Don't abandon hope, Philip. When Butt declares himself Beloved Leader for Life just before the next elections I can see him being quite open to a few 'mock minarets and fantasy buildings' to tart up the peacock-infested grounds of his People's Palace.

Mike Hine

Unknown said...

I too agree with you Philip, all these little boxes piled on top of one another, no art, aesthestics, or imagination on the part of the developers or planners. I would also like them to find another name for this urban conurbation, as Wembley Park it certainly isn't. In fact, much to my amusement a tourist asked me directions last friday, having given them, they then asked "Why do they call it Wembley Park? cos I couldn't find one, I only saw the childrens play area". I explained that less than 100 years ago the whole of this area was parkland which the Victorian's enjoyed at their leisure. Their answer was "Oh that's so SAD, and I have to agree. So Quintain, Lone Star Investments or whatever you now call yourselves should look for a new name, for this area of Wembley!, and while your at it stop calling these unattractive blocks of flats, Montana, and Dakota, names of trees etc. cos when I see those names in conjures up images of Wyoming wild beautiful countryside in the Mid West States of USA, not what I see in Wembley NOPARK.

Philip Grant said...

I forgot to say - most of the images used in my guest blog are from the Wembley History Society Collection at Brent Archives.

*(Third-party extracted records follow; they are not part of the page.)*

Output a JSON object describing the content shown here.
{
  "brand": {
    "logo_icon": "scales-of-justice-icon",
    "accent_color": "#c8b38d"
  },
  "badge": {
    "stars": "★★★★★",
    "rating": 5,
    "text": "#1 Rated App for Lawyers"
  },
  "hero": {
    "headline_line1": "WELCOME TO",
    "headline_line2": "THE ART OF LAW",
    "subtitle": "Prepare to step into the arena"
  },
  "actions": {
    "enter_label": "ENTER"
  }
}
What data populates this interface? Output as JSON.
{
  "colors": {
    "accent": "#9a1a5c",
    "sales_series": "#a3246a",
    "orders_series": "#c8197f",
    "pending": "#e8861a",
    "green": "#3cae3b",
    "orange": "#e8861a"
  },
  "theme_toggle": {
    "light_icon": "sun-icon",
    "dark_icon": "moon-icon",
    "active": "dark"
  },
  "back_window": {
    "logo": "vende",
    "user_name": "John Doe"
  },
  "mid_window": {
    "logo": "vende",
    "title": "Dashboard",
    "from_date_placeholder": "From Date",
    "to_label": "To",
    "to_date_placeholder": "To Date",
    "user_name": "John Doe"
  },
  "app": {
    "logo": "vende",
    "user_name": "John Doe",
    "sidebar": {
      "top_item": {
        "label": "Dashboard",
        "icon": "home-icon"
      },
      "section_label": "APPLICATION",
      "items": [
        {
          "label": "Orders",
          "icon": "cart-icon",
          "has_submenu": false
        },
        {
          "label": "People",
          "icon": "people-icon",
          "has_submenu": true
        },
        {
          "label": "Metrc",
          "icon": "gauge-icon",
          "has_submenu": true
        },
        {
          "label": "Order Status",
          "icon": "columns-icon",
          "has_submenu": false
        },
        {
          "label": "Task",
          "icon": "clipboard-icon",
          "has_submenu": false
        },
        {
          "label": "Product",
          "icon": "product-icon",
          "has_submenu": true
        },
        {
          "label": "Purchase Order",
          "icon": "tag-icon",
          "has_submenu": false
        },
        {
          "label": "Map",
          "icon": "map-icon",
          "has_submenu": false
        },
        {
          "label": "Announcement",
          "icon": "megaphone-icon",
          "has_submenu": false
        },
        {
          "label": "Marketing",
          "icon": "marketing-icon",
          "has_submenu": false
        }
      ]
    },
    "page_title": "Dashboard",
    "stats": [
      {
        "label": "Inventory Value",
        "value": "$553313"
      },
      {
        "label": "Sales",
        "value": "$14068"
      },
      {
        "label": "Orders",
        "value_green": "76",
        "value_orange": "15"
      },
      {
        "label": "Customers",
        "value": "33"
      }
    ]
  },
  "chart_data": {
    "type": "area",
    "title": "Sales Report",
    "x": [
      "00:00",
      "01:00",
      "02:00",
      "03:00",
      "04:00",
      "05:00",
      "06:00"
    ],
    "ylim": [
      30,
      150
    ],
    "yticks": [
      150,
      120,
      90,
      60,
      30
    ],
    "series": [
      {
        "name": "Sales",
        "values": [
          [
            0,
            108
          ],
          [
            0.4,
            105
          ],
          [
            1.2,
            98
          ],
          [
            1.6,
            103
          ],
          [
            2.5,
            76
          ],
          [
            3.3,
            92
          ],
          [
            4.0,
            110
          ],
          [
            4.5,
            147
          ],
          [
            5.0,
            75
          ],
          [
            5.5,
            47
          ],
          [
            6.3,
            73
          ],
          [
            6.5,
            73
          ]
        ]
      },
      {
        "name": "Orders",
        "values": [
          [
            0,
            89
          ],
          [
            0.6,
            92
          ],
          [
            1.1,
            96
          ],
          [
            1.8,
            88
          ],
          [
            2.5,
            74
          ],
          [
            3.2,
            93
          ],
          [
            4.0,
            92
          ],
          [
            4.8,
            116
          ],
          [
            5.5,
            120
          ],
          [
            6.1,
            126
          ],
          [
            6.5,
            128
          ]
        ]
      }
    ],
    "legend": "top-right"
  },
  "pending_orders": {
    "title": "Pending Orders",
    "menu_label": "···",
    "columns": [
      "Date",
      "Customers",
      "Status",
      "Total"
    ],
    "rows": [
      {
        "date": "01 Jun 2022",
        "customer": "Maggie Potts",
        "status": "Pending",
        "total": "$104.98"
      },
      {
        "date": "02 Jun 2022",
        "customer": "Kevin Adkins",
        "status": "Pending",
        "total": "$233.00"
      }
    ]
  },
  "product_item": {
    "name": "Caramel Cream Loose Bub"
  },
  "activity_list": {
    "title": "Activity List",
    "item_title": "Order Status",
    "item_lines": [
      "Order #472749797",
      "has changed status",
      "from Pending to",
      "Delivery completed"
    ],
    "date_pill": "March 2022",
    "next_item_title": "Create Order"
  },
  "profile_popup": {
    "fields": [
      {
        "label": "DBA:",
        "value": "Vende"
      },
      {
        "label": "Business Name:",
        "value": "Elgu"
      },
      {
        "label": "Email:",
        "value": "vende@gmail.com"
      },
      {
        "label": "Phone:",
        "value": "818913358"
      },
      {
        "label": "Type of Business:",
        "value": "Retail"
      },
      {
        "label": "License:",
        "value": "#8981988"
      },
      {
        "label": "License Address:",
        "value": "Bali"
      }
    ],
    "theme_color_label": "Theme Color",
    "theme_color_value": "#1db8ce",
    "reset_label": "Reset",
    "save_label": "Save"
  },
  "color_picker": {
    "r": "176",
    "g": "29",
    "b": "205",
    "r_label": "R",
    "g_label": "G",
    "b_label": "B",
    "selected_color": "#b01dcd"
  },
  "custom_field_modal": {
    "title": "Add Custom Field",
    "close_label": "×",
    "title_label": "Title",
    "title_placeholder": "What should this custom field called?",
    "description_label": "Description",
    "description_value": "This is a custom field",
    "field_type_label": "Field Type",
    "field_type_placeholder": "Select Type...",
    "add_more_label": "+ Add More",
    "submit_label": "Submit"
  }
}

You can search for local history images, and view them, from thousands of old photographs and postcards (including several hundred from the British Empire Exhibition) by visiting the Brent Archives website at:
and clicking on the "online catalogue" link.


Scott said...

Gazing at the Acropolis of Athens over the weekend I was thinking exactly the same thing. I still can't get over the changes previously posted on Wembley Matters by Phillip Grant in Wembley Park. The destruction of all that Greenery, for concrete monstrosity over the years is astonishing. If developers are unable/unwilling to up their game (even on basic things like mitigating climate impact or ensuring real affordable housing) it is surely up to council planners to ensure they do so. Yet we know the council planners are reliant on the councillors we select.

Unknown said...

What I find hard to grasp, it that safe from the odd one or two, many of the Councillors who sit on the planning committee have very little work/life/background experience or interest in planning or development. I find it hard to believe that it should not be compulsory to have a Councillor from the ward that is being discussed where these large planning applications are being discussed should be made to sit on the panel soley to represent the views of the residents who have elected them.

Alison Hopkins said...

Jaine, I do agree the members ought to have expertise: they used to! In law, you're not allowed to vote or take part in a committee discussion if you've an "interest", but you can of course, speak. Problem is, councillors don't always side with residents. We had one case here where the residents were just about unanimously opposed, but the ward councillor spoke in favour.